Dzień po dniu słońce skórę smaży, człowiek czuje się niemal jak na karaibskiej plaży. Dlaczego jednak tak bolą plecy?- chyba nie od polegiwania na niezbyt wygodnym leżaku? Skąd wzięły się te wszystkie odciski zdobiące niczym bezcenne pierścienie spracowane dłonie ? Czy to wciąż wspaniały sen, czy może już przerażający koszmar? Nie, to po prostu życie, jakie jest udziałem wielu z nas. Dzyń, dzyń, brzęczy przeraźliwe budzik, następnie szybko do kibelka, potem śniadanie, praca, jedzony w pośpiechu obiad, chwila relaksu i do wyrka- och nareszcie.
Powtórz.
Liczba cykli różni się w zależności od badanego ludzkiego losu. Każdy przypadek jest odrobinę inny. Często ten kołowrót kręci się nieprzerwanie aż do wyzwalającej śmierci. Całe szczęście w naszej sytuacji to tylko kilkanaście tygodni. Jak najłatwiej to przetrwać? Już spieszymy z fachowym coachingiem- trzeba się z sytuacjom zaprzyjaźnić, a najlepiej zakochać. Czy to możliwe? Zapewne nie w każdym przypadku. Czy w naszym? Cóż, a jak myślicie?
Czy rozchylamy o poranku płatki i kwitniemy, czy też może poczynamy już więdnąć?
Sami znajdźcie odpowiedź.
Wyraźnie przeziera z prezentowanych tu fotografii.

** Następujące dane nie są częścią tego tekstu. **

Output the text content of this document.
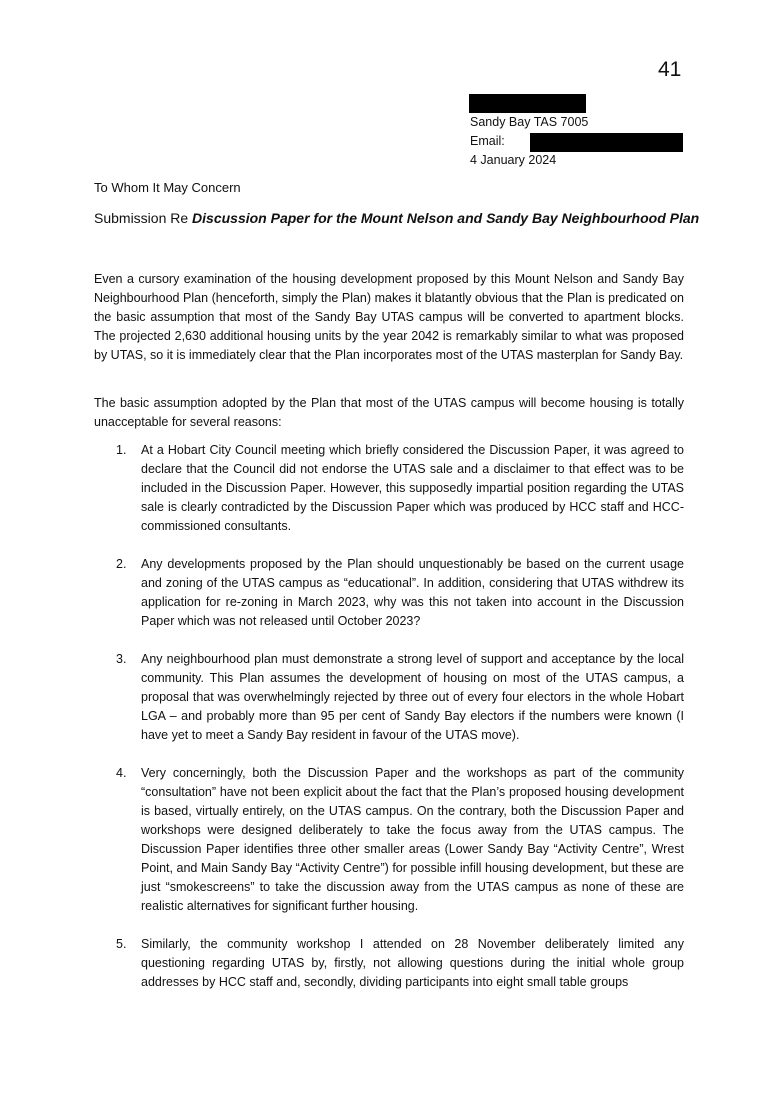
41
Sandy Bay TAS 7005
Email:
4 January 2024
To Whom It May Concern
Submission Re Discussion Paper for the Mount Nelson and Sandy Bay Neighbourhood Plan
Even a cursory examination of the housing development proposed by this Mount Nelson and Sandy Bay Neighbourhood Plan (henceforth, simply the Plan) makes it blatantly obvious that the Plan is predicated on the basic assumption that most of the Sandy Bay UTAS campus will be converted to apartment blocks. The projected 2,630 additional housing units by the year 2042 is remarkably similar to what was proposed by UTAS, so it is immediately clear that the Plan incorporates most of the UTAS masterplan for Sandy Bay.
The basic assumption adopted by the Plan that most of the UTAS campus will become housing is totally unacceptable for several reasons:
1. At a Hobart City Council meeting which briefly considered the Discussion Paper, it was agreed to declare that the Council did not endorse the UTAS sale and a disclaimer to that effect was to be included in the Discussion Paper. However, this supposedly impartial position regarding the UTAS sale is clearly contradicted by the Discussion Paper which was produced by HCC staff and HCC-commissioned consultants.
2. Any developments proposed by the Plan should unquestionably be based on the current usage and zoning of the UTAS campus as “educational”. In addition, considering that UTAS withdrew its application for re-zoning in March 2023, why was this not taken into account in the Discussion Paper which was not released until October 2023?
3. Any neighbourhood plan must demonstrate a strong level of support and acceptance by the local community. This Plan assumes the development of housing on most of the UTAS campus, a proposal that was overwhelmingly rejected by three out of every four electors in the whole Hobart LGA – and probably more than 95 per cent of Sandy Bay electors if the numbers were known (I have yet to meet a Sandy Bay resident in favour of the UTAS move).
4. Very concerningly, both the Discussion Paper and the workshops as part of the community “consultation” have not been explicit about the fact that the Plan’s proposed housing development is based, virtually entirely, on the UTAS campus. On the contrary, both the Discussion Paper and workshops were designed deliberately to take the focus away from the UTAS campus. The Discussion Paper identifies three other smaller areas (Lower Sandy Bay “Activity Centre”, Wrest Point, and Main Sandy Bay “Activity Centre”) for possible infill housing development, but these are just “smokescreens” to take the discussion away from the UTAS campus as none of these are realistic alternatives for significant further housing.
5. Similarly, the community workshop I attended on 28 November deliberately limited any questioning regarding UTAS by, firstly, not allowing questions during the initial whole group addresses by HCC staff and, secondly, dividing participants into eight small table groups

Choć, jak przecież dobrze wiecie- wbrew pozorom zdjęcia nie oddają wiernie rzeczywistości.
Szczególnie obecnie, w dobie wszechobecnych przeróbek i ulepszeń. Również nie stronimy od tego występku. Tu przyciąć, tam wyostrzyć, gdzie indziej rozjaśnić. Kto jest bez winy, niech pokaże statystyki z Insta. Grasz, albo usychasz bez polubień :)
W powyższym przypadku nikt jednak nie wkleił tej pięknej tęczy, a nawet dwóch. Czasem natura jest najlepszym grafikiem.
Koniec. Trzeba intensywnie wypoczywać. Jutro przecież poniedziałek. Dzyń, dzyń!